Unfortunately, in our zeal to protect ourselves from the next attack, the emphasis on technological countermeasures has far outweighed “the human element.” We should learn more about our would-be attackers and move away from homeland security policies that place all of our adversaries into the single, undifferentiated category of “terrorists.” One size fits all strategies are unintelligent and fail to respond to this complex problem.
The way in which terrorism is framed, academically, operationally and in policy terms, has significant implications for how homeland security strategies are developed and applied. Sometimes it appears as if the whole point of being alive has been narrowed down to staying alive. The aforementioned TDM continuum provides an understanding of “why” a target is selected, which is a more valuable piece of information than “how” it may be attacked. Thus, interdisciplinary efforts are central to the development of more holistic notions of security and understanding our enemy.
Resilience should become a national priority instead of a soundbite. Leveraging social networking technologies like Twitter and Facebook through programs that make use of these networks such as the new National Terror Advisory System (which replaces its color-coded predecessor), is one way America could be educated regarding possible threat scenarios on a regular basis, thus creating a national classroom.

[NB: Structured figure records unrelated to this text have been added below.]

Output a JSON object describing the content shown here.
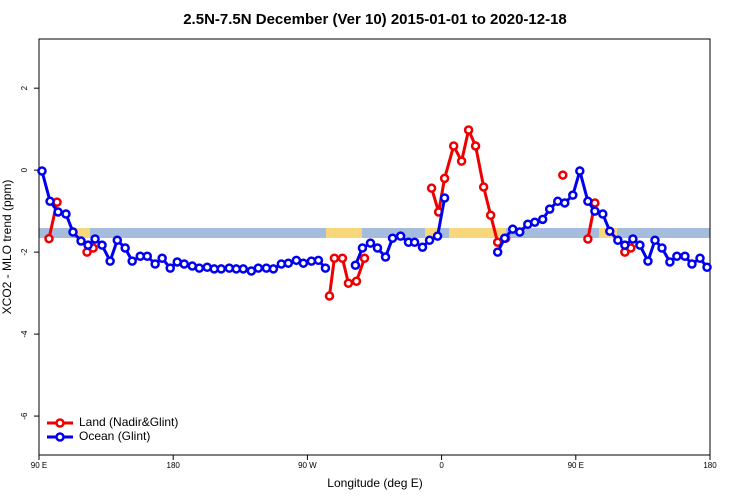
{
  "chart_data": {
    "type": "line",
    "title": "2.5N-7.5N December (Ver 10)   2015-01-01 to 2020-12-18",
    "x_label": "Longitude (deg E)",
    "y_label": "XCO2 - MLO trend (ppm)",
    "xlim": [
      90,
      540
    ],
    "xticks": [
      {
        "value": 90,
        "label": "90 E"
      },
      180,
      {
        "value": 270,
        "label": "90 W"
      },
      {
        "value": 360,
        "label": "0"
      },
      {
        "value": 450,
        "label": "90 E"
      },
      {
        "value": 540,
        "label": "180"
      }
    ],
    "ylim": [
      -6.95,
      3.2
    ],
    "yticks": [
      -6,
      -4,
      -2,
      0,
      2
    ],
    "legend": "bottom-left",
    "series": [
      {
        "name": "Land (Nadir&Glint)",
        "color": "#ee0000",
        "x": [
          96.7,
          102.1,
          110,
          122.2,
          126.3,
          200,
          284.8,
          288.1,
          293.5,
          297.5,
          302.9,
          308.3,
          330,
          353.3,
          358.0,
          362.0,
          368.1,
          373.4,
          378.1,
          382.8,
          388.2,
          392.9,
          397.6,
          403.0,
          420,
          441.3,
          450,
          458.1,
          462.8,
          470,
          482.9,
          486.9
        ],
        "values": [
          -1.67,
          -0.78,
          null,
          -2.0,
          -1.9,
          null,
          -3.07,
          -2.15,
          -2.15,
          -2.76,
          -2.71,
          -2.15,
          null,
          -0.44,
          -1.02,
          -0.2,
          0.59,
          0.22,
          0.98,
          0.59,
          -0.41,
          -1.1,
          -1.76,
          -1.66,
          null,
          -0.12,
          null,
          -1.68,
          -0.8,
          null,
          -2.0,
          -1.9
        ]
      },
      {
        "name": "Ocean (Glint)",
        "color": "#0000ee",
        "x": [
          92.0,
          97.4,
          102.8,
          108.1,
          112.8,
          118.2,
          122.9,
          127.6,
          132.3,
          137.7,
          142.5,
          147.8,
          152.5,
          157.9,
          162.6,
          167.9,
          172.6,
          178.0,
          182.7,
          187.4,
          192.8,
          197.5,
          202.8,
          207.5,
          212.2,
          217.6,
          222.3,
          227.0,
          232.4,
          237.1,
          242.5,
          247.2,
          252.5,
          257.2,
          262.6,
          267.3,
          272.7,
          277.4,
          282.1,
          292,
          302.2,
          306.9,
          312.3,
          317.0,
          322.4,
          327.1,
          332.5,
          337.8,
          341.9,
          347.2,
          351.9,
          357.3,
          362.0,
          380,
          397.6,
          402.3,
          407.7,
          412.4,
          417.8,
          422.5,
          427.8,
          432.5,
          437.9,
          442.6,
          448.0,
          452.7,
          458.1,
          462.8,
          468.1,
          472.8,
          478.2,
          482.9,
          488.3,
          493.0,
          498.4,
          503.1,
          507.8,
          513.1,
          517.8,
          523.2,
          527.9,
          533.3,
          538.0
        ],
        "values": [
          -0.02,
          -0.76,
          -1.02,
          -1.07,
          -1.51,
          -1.73,
          -1.83,
          -1.68,
          -1.83,
          -2.22,
          -1.71,
          -1.9,
          -2.22,
          -2.1,
          -2.1,
          -2.29,
          -2.15,
          -2.39,
          -2.24,
          -2.29,
          -2.34,
          -2.39,
          -2.37,
          -2.41,
          -2.41,
          -2.39,
          -2.41,
          -2.41,
          -2.46,
          -2.39,
          -2.39,
          -2.41,
          -2.29,
          -2.27,
          -2.2,
          -2.27,
          -2.22,
          -2.2,
          -2.39,
          null,
          -2.32,
          -1.9,
          -1.78,
          -1.9,
          -2.12,
          -1.66,
          -1.61,
          -1.76,
          -1.76,
          -1.88,
          -1.71,
          -1.61,
          -0.68,
          null,
          -2.0,
          -1.66,
          -1.44,
          -1.51,
          -1.32,
          -1.27,
          -1.2,
          -0.95,
          -0.76,
          -0.8,
          -0.61,
          -0.02,
          -0.76,
          -1.0,
          -1.07,
          -1.49,
          -1.71,
          -1.83,
          -1.68,
          -1.83,
          -2.22,
          -1.71,
          -1.9,
          -2.24,
          -2.1,
          -2.1,
          -2.29,
          -2.15,
          -2.37
        ]
      }
    ]
  }
}
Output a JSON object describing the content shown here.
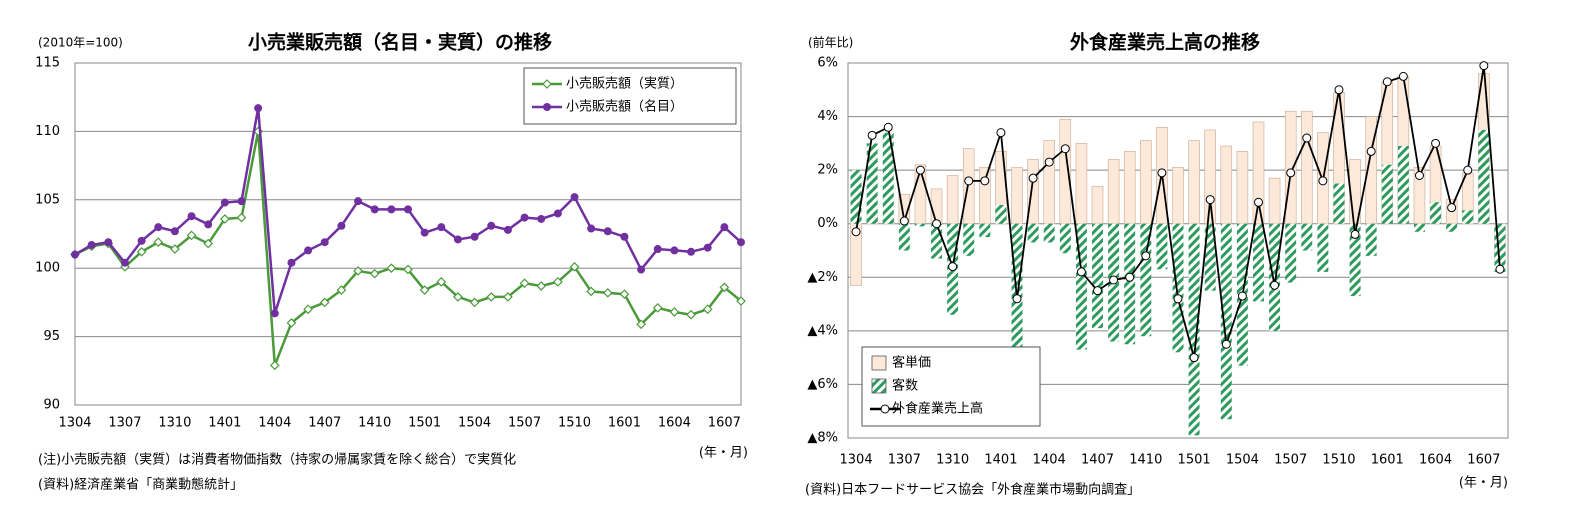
{
  "chart_data": [
    {
      "type": "line",
      "title": "小売業販売額（名目・実質）の推移",
      "y_label": "(2010年=100)",
      "x_label": "(年・月)",
      "notes": [
        "(注)小売販売額（実質）は消費者物価指数（持家の帰属家賃を除く総合）で実質化",
        "(資料)経済産業省「商業動態統計」"
      ],
      "categories": [
        "1304",
        null,
        null,
        "1307",
        null,
        null,
        "1310",
        null,
        null,
        "1401",
        null,
        null,
        "1404",
        null,
        null,
        "1407",
        null,
        null,
        "1410",
        null,
        null,
        "1501",
        null,
        null,
        "1504",
        null,
        null,
        "1507",
        null,
        null,
        "1510",
        null,
        null,
        "1601",
        null,
        null,
        "1604",
        null,
        null,
        "1607",
        null
      ],
      "series": [
        {
          "name": "小売販売額（実質）",
          "color": "#4a9a3a",
          "marker": "open-diamond",
          "values": [
            101.0,
            101.6,
            101.8,
            100.1,
            101.2,
            101.9,
            101.4,
            102.4,
            101.8,
            103.6,
            103.7,
            110.0,
            92.9,
            96.0,
            97.0,
            97.5,
            98.4,
            99.8,
            99.6,
            100.0,
            99.9,
            98.4,
            99.0,
            97.9,
            97.5,
            97.9,
            97.9,
            98.9,
            98.7,
            99.0,
            100.1,
            98.3,
            98.2,
            98.1,
            95.9,
            97.1,
            96.8,
            96.6,
            97.0,
            98.6,
            97.6
          ]
        },
        {
          "name": "小売販売額（名目）",
          "color": "#7030a0",
          "marker": "circle",
          "values": [
            101.0,
            101.7,
            101.9,
            100.4,
            102.0,
            103.0,
            102.7,
            103.8,
            103.2,
            104.8,
            104.9,
            111.7,
            96.7,
            100.4,
            101.3,
            101.9,
            103.1,
            104.9,
            104.3,
            104.3,
            104.3,
            102.6,
            103.0,
            102.1,
            102.3,
            103.1,
            102.8,
            103.7,
            103.6,
            104.0,
            105.2,
            102.9,
            102.7,
            102.3,
            99.9,
            101.4,
            101.3,
            101.2,
            101.5,
            103.0,
            101.9
          ]
        }
      ],
      "ylim": [
        90,
        115
      ],
      "yticks": [
        90,
        95,
        100,
        105,
        110,
        115
      ],
      "grid": true,
      "legend": "top-right"
    },
    {
      "type": "bar",
      "title": "外食産業売上高の推移",
      "y_label": "(前年比)",
      "x_label": "(年・月)",
      "notes": [
        "(資料)日本フードサービス協会「外食産業市場動向調査」"
      ],
      "categories": [
        "1304",
        null,
        null,
        "1307",
        null,
        null,
        "1310",
        null,
        null,
        "1401",
        null,
        null,
        "1404",
        null,
        null,
        "1407",
        null,
        null,
        "1410",
        null,
        null,
        "1501",
        null,
        null,
        "1504",
        null,
        null,
        "1507",
        null,
        null,
        "1510",
        null,
        null,
        "1601",
        null,
        null,
        "1604",
        null,
        null,
        "1607",
        null
      ],
      "series": [
        {
          "name": "客単価",
          "color": "#fde9d9",
          "values": [
            -2.3,
            0.3,
            0.2,
            1.1,
            2.2,
            1.3,
            1.8,
            2.8,
            2.1,
            2.7,
            2.1,
            2.4,
            3.1,
            3.9,
            3.0,
            1.4,
            2.4,
            2.7,
            3.1,
            3.6,
            2.1,
            3.1,
            3.5,
            2.9,
            2.7,
            3.8,
            1.7,
            4.2,
            4.2,
            3.4,
            4.9,
            2.4,
            4.0,
            5.3,
            5.5,
            2.1,
            2.9,
            0.9,
            1.9,
            5.6,
            -1.4
          ]
        },
        {
          "name": "客数",
          "color": "#2e9a5e",
          "pattern": "hatch",
          "values": [
            2.0,
            3.0,
            3.4,
            -1.0,
            -0.1,
            -1.3,
            -3.4,
            -1.2,
            -0.5,
            0.7,
            -4.8,
            -0.7,
            -0.7,
            -1.1,
            -4.7,
            -3.9,
            -4.4,
            -4.5,
            -4.2,
            -1.7,
            -4.8,
            -7.9,
            -2.5,
            -7.3,
            -5.3,
            -2.9,
            -4.0,
            -2.2,
            -1.0,
            -1.8,
            1.5,
            -2.7,
            -1.2,
            2.2,
            2.9,
            -0.3,
            0.8,
            -0.3,
            0.5,
            3.5,
            -1.8
          ]
        },
        {
          "name": "外食産業売上高",
          "type": "line",
          "color": "#000000",
          "marker": "open-circle",
          "values": [
            -0.3,
            3.3,
            3.6,
            0.1,
            2.0,
            0.0,
            -1.6,
            1.6,
            1.6,
            3.4,
            -2.8,
            1.7,
            2.3,
            2.8,
            -1.8,
            -2.5,
            -2.1,
            -2.0,
            -1.2,
            1.9,
            -2.8,
            -5.0,
            0.9,
            -4.5,
            -2.7,
            0.8,
            -2.3,
            1.9,
            3.2,
            1.6,
            5.0,
            -0.4,
            2.7,
            5.3,
            5.5,
            1.8,
            3.0,
            0.6,
            2.0,
            5.9,
            -1.7
          ]
        }
      ],
      "ylim": [
        -8,
        6
      ],
      "yticks": [
        {
          "value": -8,
          "label": "▲8%"
        },
        {
          "value": -6,
          "label": "▲6%"
        },
        {
          "value": -4,
          "label": "▲4%"
        },
        {
          "value": -2,
          "label": "▲2%"
        },
        {
          "value": 0,
          "label": "0%"
        },
        {
          "value": 2,
          "label": "2%"
        },
        {
          "value": 4,
          "label": "4%"
        },
        {
          "value": 6,
          "label": "6%"
        }
      ],
      "grid": true,
      "legend": "bottom-left"
    }
  ]
}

The exercise could present mock intelligence via “serious games” (which are meant to teach rather than entertain), presenting hypothetical targets, conceivable security responses and the range of public actions to be considered to enhance the countermeasures. This is not an issue to be clouded by traditional “need-to-know” anxieties. A population empowered by knowledge instead of fear enables a process of building a national resilience posture capable of influencing adversarial behaviors and outcomes. A proactive doctrine places the public on the offensive, forcing attackers to consider the potential for mission failure. It is time to put the plan into action.
Risk should not become an entity in its own right, only minimally subject to human intervention. Implementing a preemptive process requires the recognition that resilience will not occur by itself; it needs to be learned, shared, applied and made an integral part of our overall homeland security strategy. An approach that engenders “integrated resilience” as a national priority – linking intelligence, education, applied research and a common purpose – allows America to pursue interdisciplinary solutions. Resilience is a two-way street. It is time for the concept and our efforts to share the same road.